Huhu,
wir bauen den auch gerade auf und arbeiten nach dem Antijagdtrainingsbuch von Pia Gröning und Ariane Ullrich und den Erfahrungswerten von Leuten.
Erst halt was finden, was der Hund am allertollsten findet und diesen Jackpot nach Möglichkeit nur für den Schlachtruf einsetzen.
Dabei gehen wir wie BieBoss vor, nur das es das nicht zu Fütterungszeiten gibt, sondern wirklich dann extra nur das spezielle Jackpotleckerlie (wir werfen mit Minisalamis um uns).
Also auch erst ganz leicht, Hund liegt rum, dann hat mein Freund mit ihr gekuschelt,... Also in der Wohnung auch schwierigere Sachen. Dann draußen und dort kommt es eben drauf an, was dein Hund unter Ablenkung versteht.
Wir haben an Straßen weiter gemacht, oder wenn Hund eh schon mit Blick und Ohren bei uns ist, am Ententeich (Enten interessieren sie nicht),... Und steigern das nun auch ganz langsam. Wenn ich mir nicht 200% sicher bin, das sie kommt, rufe ich nicht. Wir sind ja erst im Aufbau. Ich könnte sie damit locker von anderen Hunden wegrufen (weil die interessieren sie nicht die Bohne), aber nicht, wenn sie einfach nur auf dem Weg steht und in einen Strauch glotzt oder läuft und die Ohren voll nach vorne gerichtet sind. Man sieht ja am Hund in welchen "Erregungslevel" der sich gerade befindet und weiß wie er in unterschiedliche Situationen reagiert. Ich kann sie auch so bei normalen Schnüffelstellen weiter rufen, da kommt sie immer, also kann ich da auch den Schlachtruf benutzen, bei Maulwurfshügeln würde ich das noch nicht machen. Oder wir sitzen gerade auf der Bank, sie liegt entspannt auf der Wiese Schlachtruf. Aber wie erwähnt nicht zu oft, damit die hohe Wertigkeit erhalten bleibt.

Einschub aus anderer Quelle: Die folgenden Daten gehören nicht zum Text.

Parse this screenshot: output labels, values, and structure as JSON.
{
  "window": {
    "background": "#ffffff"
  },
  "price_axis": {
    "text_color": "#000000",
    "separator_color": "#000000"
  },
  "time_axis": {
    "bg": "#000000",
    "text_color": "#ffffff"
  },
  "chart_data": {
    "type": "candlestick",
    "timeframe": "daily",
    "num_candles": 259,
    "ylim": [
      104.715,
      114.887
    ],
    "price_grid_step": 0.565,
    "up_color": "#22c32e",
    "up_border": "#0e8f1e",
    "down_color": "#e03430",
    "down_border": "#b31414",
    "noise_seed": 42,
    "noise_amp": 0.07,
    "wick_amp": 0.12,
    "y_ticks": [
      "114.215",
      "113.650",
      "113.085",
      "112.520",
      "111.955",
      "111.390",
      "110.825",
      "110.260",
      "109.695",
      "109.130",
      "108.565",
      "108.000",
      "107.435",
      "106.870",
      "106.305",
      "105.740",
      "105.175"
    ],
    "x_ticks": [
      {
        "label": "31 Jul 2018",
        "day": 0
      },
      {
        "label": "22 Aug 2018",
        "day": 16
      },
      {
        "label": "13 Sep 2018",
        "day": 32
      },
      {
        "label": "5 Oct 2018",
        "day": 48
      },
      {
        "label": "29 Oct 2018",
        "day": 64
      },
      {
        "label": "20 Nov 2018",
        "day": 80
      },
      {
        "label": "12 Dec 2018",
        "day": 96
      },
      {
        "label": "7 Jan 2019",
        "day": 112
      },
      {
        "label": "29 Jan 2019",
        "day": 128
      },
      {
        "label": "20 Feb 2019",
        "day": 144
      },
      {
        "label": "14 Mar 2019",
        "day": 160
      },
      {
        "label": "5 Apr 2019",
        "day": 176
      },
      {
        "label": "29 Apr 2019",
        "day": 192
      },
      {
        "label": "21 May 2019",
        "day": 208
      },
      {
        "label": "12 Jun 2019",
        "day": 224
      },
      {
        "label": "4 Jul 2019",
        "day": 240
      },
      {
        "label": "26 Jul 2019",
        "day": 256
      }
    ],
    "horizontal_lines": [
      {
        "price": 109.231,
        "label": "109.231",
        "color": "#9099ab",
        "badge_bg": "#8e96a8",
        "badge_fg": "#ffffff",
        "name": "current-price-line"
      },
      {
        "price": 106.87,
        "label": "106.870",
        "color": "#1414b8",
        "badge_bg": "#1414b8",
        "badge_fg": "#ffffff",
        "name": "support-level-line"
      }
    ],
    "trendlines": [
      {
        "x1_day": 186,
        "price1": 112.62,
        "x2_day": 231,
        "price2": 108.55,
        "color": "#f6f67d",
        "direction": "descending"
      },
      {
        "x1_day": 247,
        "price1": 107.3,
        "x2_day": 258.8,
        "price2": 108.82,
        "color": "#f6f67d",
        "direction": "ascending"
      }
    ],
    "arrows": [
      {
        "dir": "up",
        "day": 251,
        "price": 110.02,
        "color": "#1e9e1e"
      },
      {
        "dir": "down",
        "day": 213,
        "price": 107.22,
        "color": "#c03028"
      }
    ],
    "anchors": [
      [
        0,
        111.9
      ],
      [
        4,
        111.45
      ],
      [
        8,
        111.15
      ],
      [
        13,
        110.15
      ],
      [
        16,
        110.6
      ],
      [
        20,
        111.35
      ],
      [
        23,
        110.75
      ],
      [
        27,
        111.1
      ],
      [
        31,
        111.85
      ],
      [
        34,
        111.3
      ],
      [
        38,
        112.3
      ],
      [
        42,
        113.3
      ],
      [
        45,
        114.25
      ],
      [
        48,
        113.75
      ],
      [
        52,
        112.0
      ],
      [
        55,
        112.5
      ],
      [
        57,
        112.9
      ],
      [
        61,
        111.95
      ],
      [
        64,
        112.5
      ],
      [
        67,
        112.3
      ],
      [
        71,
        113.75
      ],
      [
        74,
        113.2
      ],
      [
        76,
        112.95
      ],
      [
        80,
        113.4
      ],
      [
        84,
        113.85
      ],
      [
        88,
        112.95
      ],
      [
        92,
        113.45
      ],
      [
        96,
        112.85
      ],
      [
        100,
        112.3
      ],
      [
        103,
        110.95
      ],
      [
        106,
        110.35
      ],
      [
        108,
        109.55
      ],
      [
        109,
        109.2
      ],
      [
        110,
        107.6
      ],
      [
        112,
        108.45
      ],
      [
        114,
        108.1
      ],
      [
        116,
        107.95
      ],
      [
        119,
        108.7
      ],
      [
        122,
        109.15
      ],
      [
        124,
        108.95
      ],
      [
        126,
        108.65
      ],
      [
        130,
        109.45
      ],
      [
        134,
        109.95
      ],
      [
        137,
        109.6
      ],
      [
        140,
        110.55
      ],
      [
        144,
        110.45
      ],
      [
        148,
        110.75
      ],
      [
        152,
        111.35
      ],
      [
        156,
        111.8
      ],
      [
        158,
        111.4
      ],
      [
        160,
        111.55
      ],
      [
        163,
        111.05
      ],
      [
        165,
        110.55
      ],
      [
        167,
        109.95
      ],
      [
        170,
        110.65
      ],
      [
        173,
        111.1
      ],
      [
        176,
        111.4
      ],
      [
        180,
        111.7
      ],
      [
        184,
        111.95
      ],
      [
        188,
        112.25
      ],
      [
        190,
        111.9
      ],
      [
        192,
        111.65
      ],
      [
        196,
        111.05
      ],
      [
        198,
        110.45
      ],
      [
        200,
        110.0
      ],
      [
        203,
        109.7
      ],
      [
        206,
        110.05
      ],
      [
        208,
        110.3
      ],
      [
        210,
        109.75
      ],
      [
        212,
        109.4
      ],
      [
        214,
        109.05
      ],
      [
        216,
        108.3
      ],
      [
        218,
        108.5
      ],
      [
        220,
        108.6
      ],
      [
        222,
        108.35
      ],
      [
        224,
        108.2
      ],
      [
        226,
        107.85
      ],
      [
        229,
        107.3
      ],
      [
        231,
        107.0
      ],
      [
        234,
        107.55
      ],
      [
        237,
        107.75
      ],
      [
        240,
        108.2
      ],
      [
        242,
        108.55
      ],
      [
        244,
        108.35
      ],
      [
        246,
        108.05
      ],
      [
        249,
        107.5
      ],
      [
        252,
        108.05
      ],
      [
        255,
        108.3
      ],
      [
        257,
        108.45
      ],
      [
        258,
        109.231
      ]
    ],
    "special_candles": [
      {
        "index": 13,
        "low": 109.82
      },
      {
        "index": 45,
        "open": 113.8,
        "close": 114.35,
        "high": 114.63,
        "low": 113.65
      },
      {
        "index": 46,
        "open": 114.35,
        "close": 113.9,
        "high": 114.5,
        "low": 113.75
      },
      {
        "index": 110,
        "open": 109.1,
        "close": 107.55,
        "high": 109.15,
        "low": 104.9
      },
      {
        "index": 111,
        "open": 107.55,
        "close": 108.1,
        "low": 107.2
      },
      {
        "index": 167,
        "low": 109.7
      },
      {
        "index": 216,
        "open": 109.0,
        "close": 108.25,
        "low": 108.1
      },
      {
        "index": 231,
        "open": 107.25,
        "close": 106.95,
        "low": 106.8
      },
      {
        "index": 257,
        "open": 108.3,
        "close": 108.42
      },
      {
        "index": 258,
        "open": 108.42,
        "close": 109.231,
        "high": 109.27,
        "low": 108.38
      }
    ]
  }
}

Man kennt ja seinen Hund, weiß in welchen Erregungslagen er gut ansprechbar ist. Bis das zu einem Automatismus wird, dauert es eine Weile.
Ich würde da also auch wie BieBoss vorgehen.
Die Frage ist jetzt willst du den Superrückruf oder nur den normalen Rückruf aufbauen? Threadüberschrifft und 1. Post wiedersprechen sich da etwas.
Wenn sie überlegt ob sie kommen soll, ist was schief gelaufen im Aufbau, es soll ja ein Automatismus werden.
Und du wirst ja sicher nicht nur irgendwo langlaufen, wo Nachbarskatzen langlaufen. Auch wenn sie an der Leine weiß das sie nicht weg kann, ist es trotzdem wichtig, das an einer solchen zu üben, weil du dann eben die restlichen Außenreize hast. Erst geringe, dann immer höheren, Schleppleine,...
Dort auch erstmal in Situationen wo sie nicht im Schnüffelmodus ist und wenn es auf dem Weg zum Bäcker ist oder so. Falls du weißt, das sie zuverlässig zu dir kommen würde, wenn sie zuende geschnüffelt hat, dann wäre die Steigerung, wenn du merkst sie wendet sich von der Schnüffelstelle ab,... Aber das käme bei einem "Festschnüffler" dann sowieso erst später, das mit den Katzen kann noch Monate/Jahre dauern, das ist ja dann wirklich die Königsdisziplin, den Hund in der Hatz abzurufen, daran würde ich jetzt noch nicht einmal denken.